The investigators conducted a randomized crossover intervention trial in 12 participants enrolled in the Meals and Grazing Study. Each individual completed two isocaloric (same caloric energy) 3-week intervention phases in random order: 1) low EF or three eating occasions per day and 2) high EF or eight eating occasions per day. Participants consumed their own food throughout the study with the use of an individually tailored meal plan for either low EF or high EF. Researchers gave participants a 2-week washout period between intervention phases, where they were instructed to consume their habitual diet. Participants were also given detailed instructions on keeping a food record.
At the end of the each study phase, participants completed a four-hour (8:00am-12:00pm) appetite testing session. During the appetite testing session at Fred Hutch, participants were provided either a single large portion of food at 8:00am (low EF) or two smaller portions of food at 8:00am and 10:30am. Standardized ratings of hunger, desire to eat, satiety, thirst, and nausea were assessed every 30 minutes. A composite appetite score was calculated as the mean of hunger, desire to eat, and the inverse of fullness.

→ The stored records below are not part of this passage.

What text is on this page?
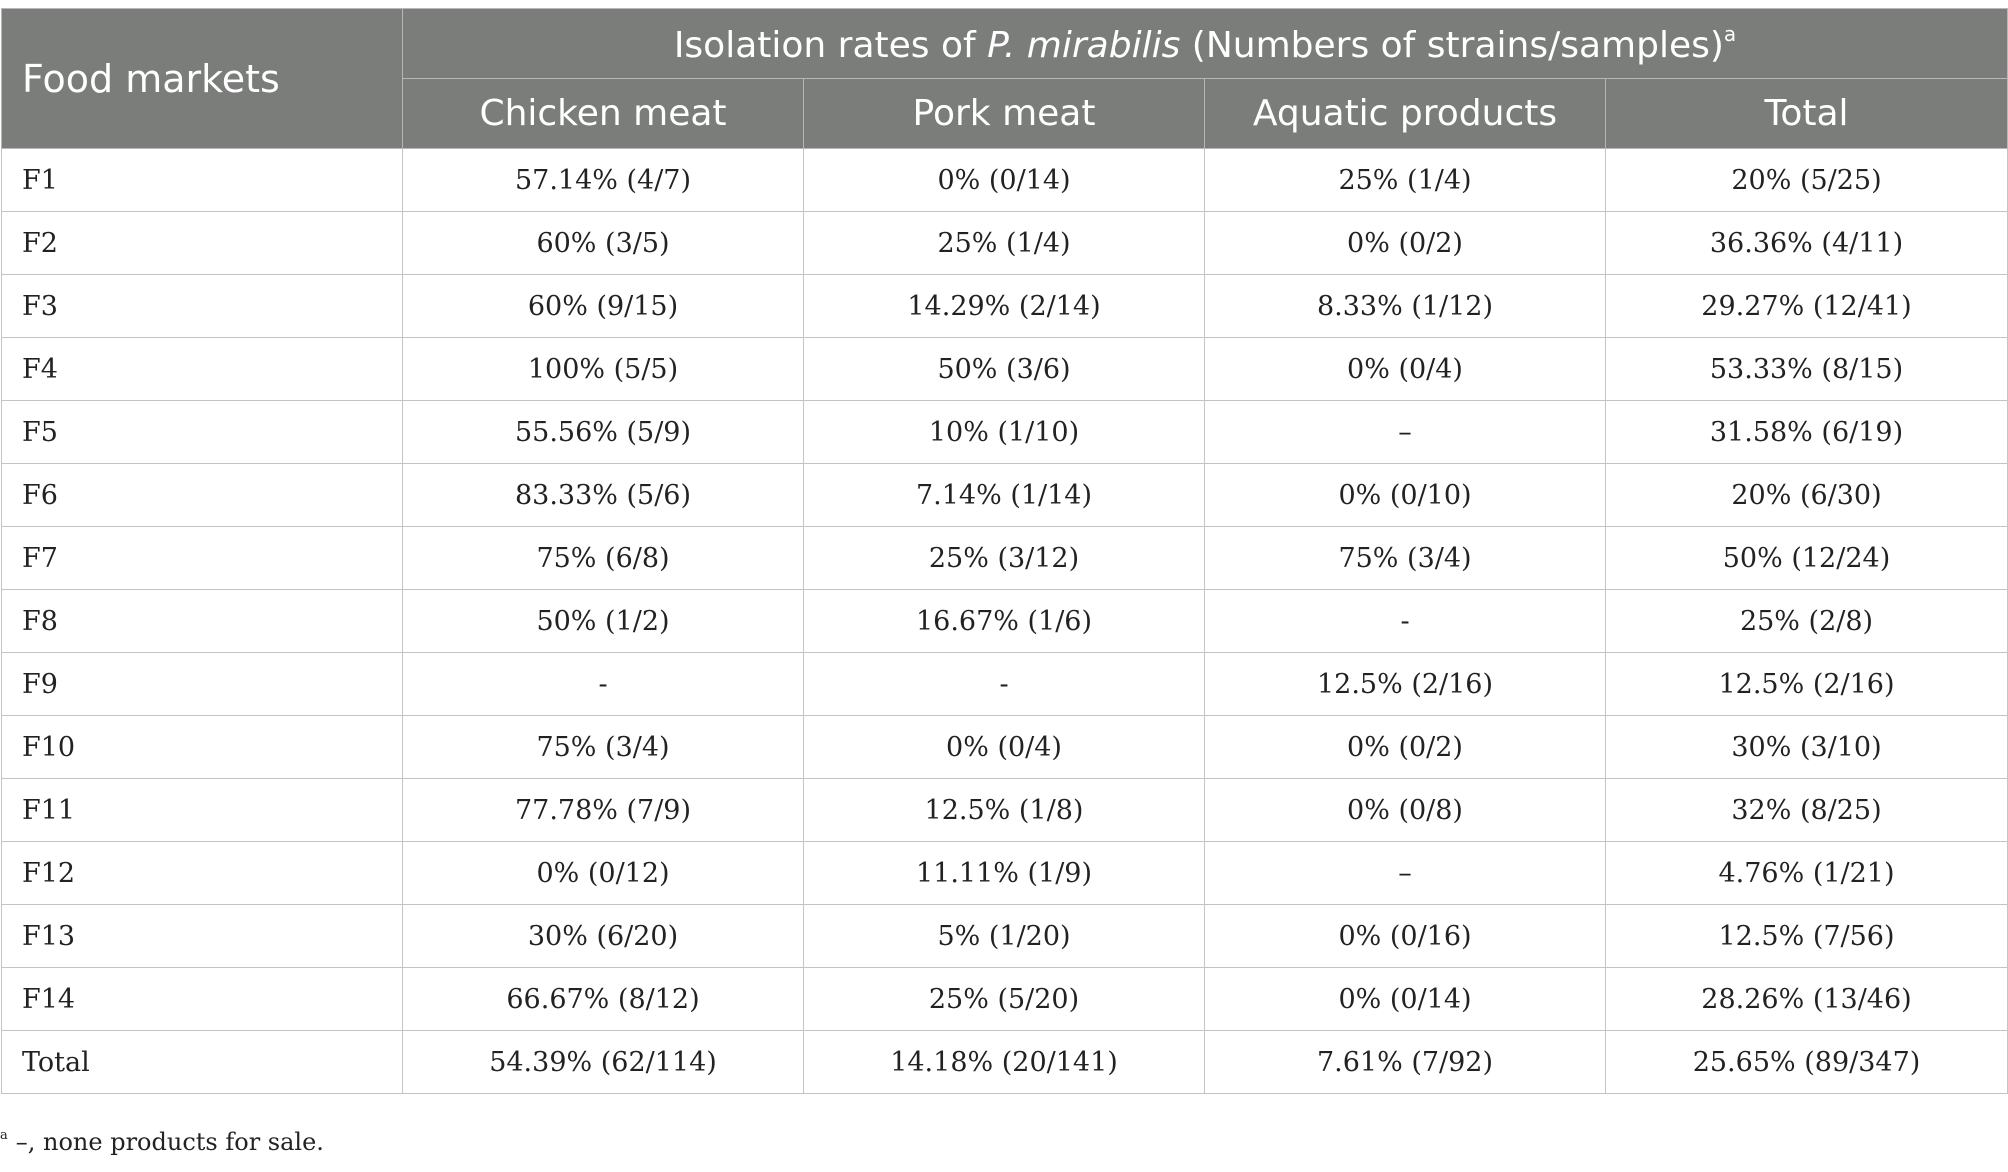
Food markets	Isolation rates of P. mirabilis (Numbers of strains/samples)$^a$
	Chicken meat	Pork meat	Aquatic products	Total
F1	57.14% (4/7)	0% (0/14)	25% (1/4)	20% (5/25)
F2	60% (3/5)	25% (1/4)	0% (0/2)	36.36% (4/11)
F3	60% (9/15)	14.29% (2/14)	8.33% (1/12)	29.27% (12/41)
F4	100% (5/5)	50% (3/6)	0% (0/4)	53.33% (8/15)
F5	55.56% (5/9)	10% (1/10)	–	31.58% (6/19)
F6	83.33% (5/6)	7.14% (1/14)	0% (0/10)	20% (6/30)
F7	75% (6/8)	25% (3/12)	75% (3/4)	50% (12/24)
F8	50% (1/2)	16.67% (1/6)	-	25% (2/8)
F9	-	-	12.5% (2/16)	12.5% (2/16)
F10	75% (3/4)	0% (0/4)	0% (0/2)	30% (3/10)
F11	77.78% (7/9)	12.5% (1/8)	0% (0/8)	32% (8/25)
F12	0% (0/12)	11.11% (1/9)	–	4.76% (1/21)
F13	30% (6/20)	5% (1/20)	0% (0/16)	12.5% (7/56)
F14	66.67% (8/12)	25% (5/20)	0% (0/14)	28.26% (13/46)
Total	54.39% (62/114)	14.18% (20/141)	7.61% (7/92)	25.65% (89/347)
$^a$ –, none products for sale.
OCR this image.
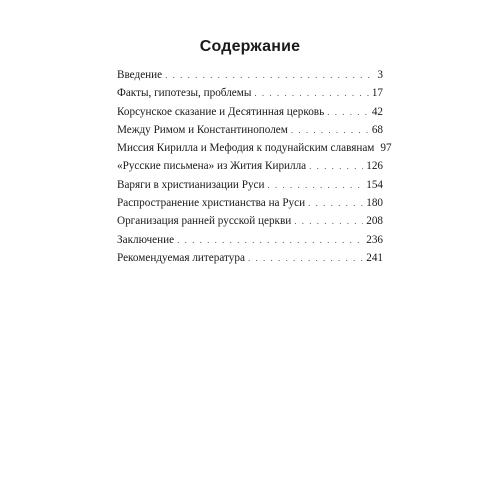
Содержание
Введение . . .	3
Факты, гипотезы, проблемы . . .	17
Корсунское сказание и Десятинная церковь . . .	42
Между Римом и Константинополем . . .	68
Миссия Кирилла и Мефодия к подунайским славянам 97
«Русские письмена» из Жития Кирилла . . .	126
Варяги в христианизации Руси . . .	154
Распространение христианства на Руси . . .	180
Организация ранней русской церкви . . .	208
Заключение . . .	236
Рекомендуемая литература . . .	241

The investigators found no difference in the energy content or macronutrient composition of the diets assigned to participants during the low EF and high EF intervention phases. Using linear regression analysis, they found that the appetite score was significantly higher in the high EF group for the total appetite testing period and for the time period between baseline through 10:30am (p value < 0.001). In conclusion, the popular recommendations to graze, nibble, or snack throughout the day to decrease appetite may not apply.

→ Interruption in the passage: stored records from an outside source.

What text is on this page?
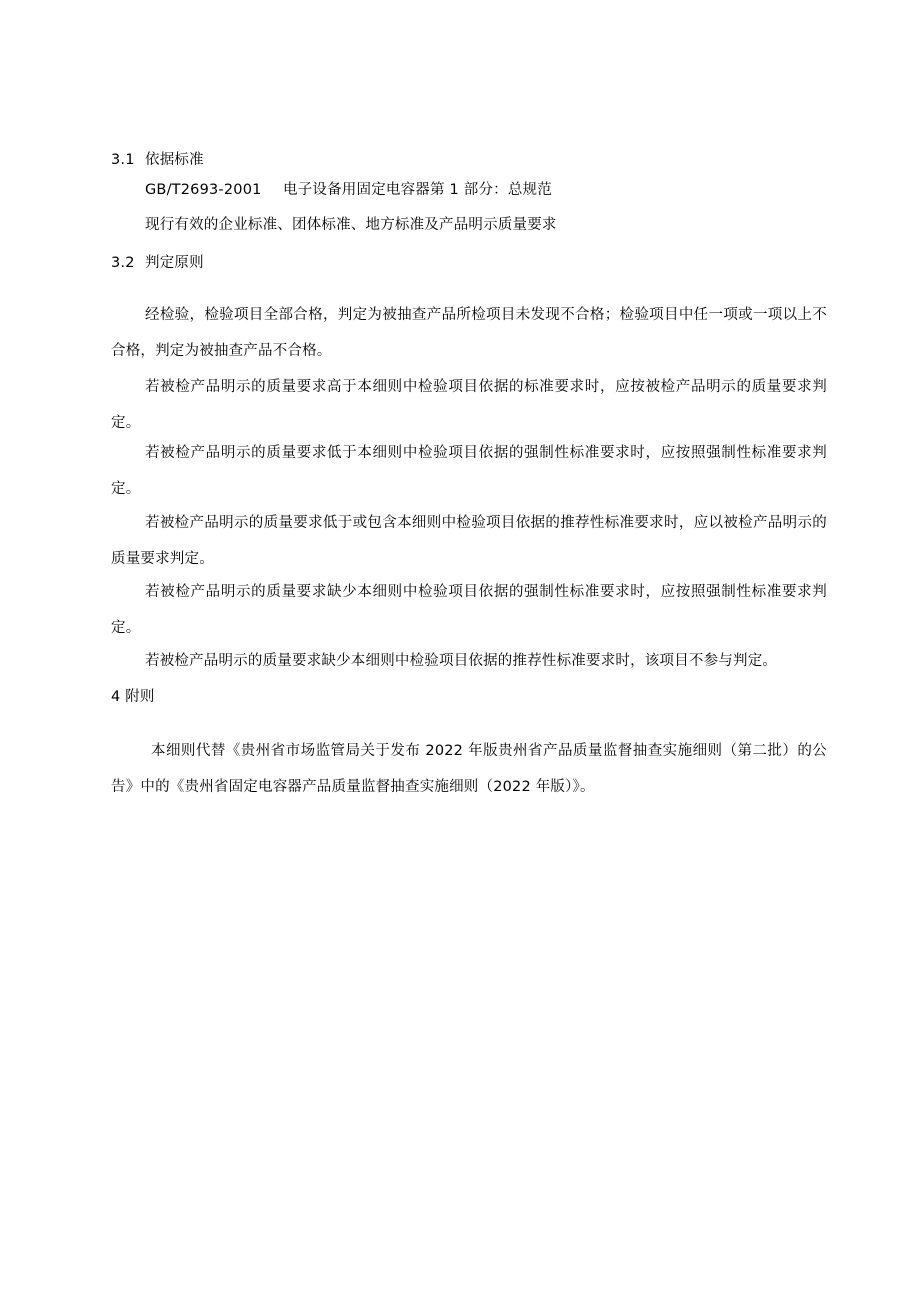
3.1 依据标准
GB/T2693-2001 电子设备用固定电容器第 1 部分：总规范
现行有效的企业标准、团体标准、地方标准及产品明示质量要求
3.2 判定原则
经检验，检验项目全部合格，判定为被抽查产品所检项目未发现不合格；检验项目中任一项或一项以上不合格，判定为被抽查产品不合格。
若被检产品明示的质量要求高于本细则中检验项目依据的标准要求时，应按被检产品明示的质量要求判定。
若被检产品明示的质量要求低于本细则中检验项目依据的强制性标准要求时，应按照强制性标准要求判定。
若被检产品明示的质量要求低于或包含本细则中检验项目依据的推荐性标准要求时，应以被检产品明示的质量要求判定。
若被检产品明示的质量要求缺少本细则中检验项目依据的强制性标准要求时，应按照强制性标准要求判定。
若被检产品明示的质量要求缺少本细则中检验项目依据的推荐性标准要求时，该项目不参与判定。
4 附则
本细则代替《贵州省市场监管局关于发布 2022 年版贵州省产品质量监督抽查实施细则（第二批）的公告》中的《贵州省固定电容器产品质量监督抽查实施细则（2022 年版）》。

This work paved the way for new research ideas, as Dr. Neuhouser elaborates, this study provided supporting data for an R01 we recently got funded by the NIH. This grant will look at EF and its influence on appetite on a larger scale. We are collecting information on postprandial glucose and insulin. For those with higher EFs, it seems like these glucose and insulin values remain stable, but high. Constant high levels of glucose and insulin could pose as risk factors for diseases such as cancer. Furthermore this newly funded grant incorporates tech savvy methods, Dr. Neuhouser notes, participants no longer have to fill out food diary questionnaires online, but can now use a mobile app, and this makes compliance much better.
Funding for this study was provided by the National Cancer Institute.
Perrigue MM, Drewnowski A, Wang C-Y, Neuhouser ML. 2015. Higher Eating Frequency Does Not Decrease Appetite in Healthy Adults. The Journal of Nutrition. jn216978.